The Epstein reckoning shouldn’t just be the criminals. It should include accounting by the universities, charities, and cultural groups that took his money after his conviction. This scandal shows “a system that rewards moral vacancy.” Exposure isn’t enough because that will be seen as the cost of doing business. So far they’ve shown that the powerful can survive anything. Emily Singer of Kos reported on Bill and Hillary Clinton being subpoenaed to appear before the House Oversight Committee to testify about their role in the Epstein mess. Never mind mentions of them in the documents is tiny compared to the thousands of mentions of the nasty guy. Republicans, led by chair James Comer of Kentucky, want answers and a way to embarrass the Clintons. The Clintons at first refused to show up, but when faced with jail time, they agreed. I’ve heard elsewhere that Republicans wanted a closed session with cameras. But the Clintons know how easily that could be manipulated and said no. Singer thinks Comer’s demand that the Clintons testify is stupid for a big reason – it sets a precedent. And Democrats would love the precedent to subpoena the nasty guy before the oversight committee and grill him under oath. There are a lot of aspects to his cruelty and corruption to grill him about. So the short term advantage of embarrassing the Clintons may turn into considerable long term pain for the nasty guy and Republicans, though great for us. Kos of Kos noted that border czar Tom Homan, now in charge of the ICE operations in Minnesota has declared the Operation Metro Surge to be a success. Kos took a closer look. Over two months 3,000 agents arrested 3,000 undocumented immigrants. Kos says that’s only 50 arrests a day (and I note one arrest per agent over two months) and Kos describes it as “shockingly low.” A “significant number” of the arrests were released by judges. Since 7% of ICE and Border Patrol agents are in Minneapolis that means a pace of 18,000 deportations annually, far from the goal of a million a year. Add to that the growing backlash to ICE cruelty.

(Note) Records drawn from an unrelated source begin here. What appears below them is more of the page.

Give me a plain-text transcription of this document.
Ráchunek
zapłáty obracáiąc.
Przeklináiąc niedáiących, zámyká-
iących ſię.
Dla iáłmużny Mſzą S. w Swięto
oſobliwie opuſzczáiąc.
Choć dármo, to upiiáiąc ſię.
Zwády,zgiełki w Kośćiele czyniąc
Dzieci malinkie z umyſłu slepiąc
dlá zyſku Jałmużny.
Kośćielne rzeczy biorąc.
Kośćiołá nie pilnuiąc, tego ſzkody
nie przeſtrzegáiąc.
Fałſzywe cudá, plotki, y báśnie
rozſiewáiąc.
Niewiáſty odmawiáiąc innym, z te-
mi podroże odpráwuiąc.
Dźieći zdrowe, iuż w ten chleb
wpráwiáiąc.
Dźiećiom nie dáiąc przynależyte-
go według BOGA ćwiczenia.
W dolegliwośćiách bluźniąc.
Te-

Pulling out a few hundred agents doesn’t change the reality that more than 2,000 remain and have little to show for it. And Minnesota doesn’t even have a particularly large immigrant population, which makes the point unmistakable. This was never about immigration; it was a stunt. And now, faced with the numbers and the backlash, Trump is trying to save face after an operation that failed miserably.
A cartoon by Sean Nelms might be a little indelicate for some, but it sounds humorously accurate. It shows two ICE agents talking. Here are the last two frames:
First: I thought the $50k signing bonus would make my tiny penis larger. Second: Right?!? We ALL did! First: Is your dick too small to grab? Second: Bro! I need tweezers!